Une mine dans le Katanga, en RDC

Une mine dans le Katanga, en RDC

Les 30 condamnés constituent l’un des 4 groupes de la secte qui avaient mené le 30 décembre 2013 des attaques simultanées dans 4 villes différentes.

Une des personnes qui comparaissaient dans ce procès a été acquittée, faute de preuve. Les 31 autres ont écopé des peines de 7 à 15 ans de prison mais ont tout de suite fait appel.

Les condamnés, arrêtés lors des événements meurtriers le 30 décembre 2013, sont membres d’une secte évangélique que dirige Joseph Mukungubila, un pasteur de renom en RDC qui affirme parfois être le Christ.

Comme ceux de Kolwezi, les adeptes de la secte avaient attaqué le même jour plusieurs points stratégiques dans plusieurs provinces, comme l’aéroport de Kindu et la radio-télévision nationale à Kinshasa où ils ont proclamé Mukungubila président élu. Il s’en est suivi des affrontements, notamment autour du domicile du pasteur à Lubumbashi, où étaient rassemblés nombre de ses adeptes et leurs enfants, et les forces de l'ordre. Selon les autorités, "95 terroristes" et "8 éléments des Forces armées" ont été tués dans les violences au Katanga. Mais la Ligue des électeurs, organisation congolaise de défense des droits de l'Homme, estime que plus de 300 personnes ont péri dans la répression, dont environ 200 au domicile du pasteur.

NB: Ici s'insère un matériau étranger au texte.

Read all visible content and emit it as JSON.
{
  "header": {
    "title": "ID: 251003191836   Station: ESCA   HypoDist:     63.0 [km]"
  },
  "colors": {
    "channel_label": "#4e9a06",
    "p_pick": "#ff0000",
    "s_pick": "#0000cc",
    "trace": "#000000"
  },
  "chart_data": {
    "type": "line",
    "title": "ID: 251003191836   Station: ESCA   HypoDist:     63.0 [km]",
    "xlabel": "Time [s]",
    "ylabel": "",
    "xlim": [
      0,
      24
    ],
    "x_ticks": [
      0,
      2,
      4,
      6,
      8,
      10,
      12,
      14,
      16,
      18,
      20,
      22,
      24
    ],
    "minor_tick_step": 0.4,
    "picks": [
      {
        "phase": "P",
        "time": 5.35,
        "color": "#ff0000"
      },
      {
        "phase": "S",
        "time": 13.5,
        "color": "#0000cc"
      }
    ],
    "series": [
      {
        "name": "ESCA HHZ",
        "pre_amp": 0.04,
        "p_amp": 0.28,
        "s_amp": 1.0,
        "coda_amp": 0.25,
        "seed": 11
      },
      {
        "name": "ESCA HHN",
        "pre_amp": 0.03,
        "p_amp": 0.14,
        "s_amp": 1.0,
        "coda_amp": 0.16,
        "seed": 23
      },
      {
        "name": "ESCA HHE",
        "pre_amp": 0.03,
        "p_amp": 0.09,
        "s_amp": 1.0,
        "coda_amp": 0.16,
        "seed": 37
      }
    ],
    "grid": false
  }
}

A Kinshasa, un tribunal militaire juge une vingtaine de personnes pour leur implication présumée dans les attaques de la capitale, dont M. Mukungubila lui-même, exilé en Afrique du Sud.

Proche de la famille du président Joseph Kabila, Mukungubila, candidat malheureux à la présidentielle de 2006 nie toute responsabilité et qualifie de "coup monté" les événements du 30 décembre 2013.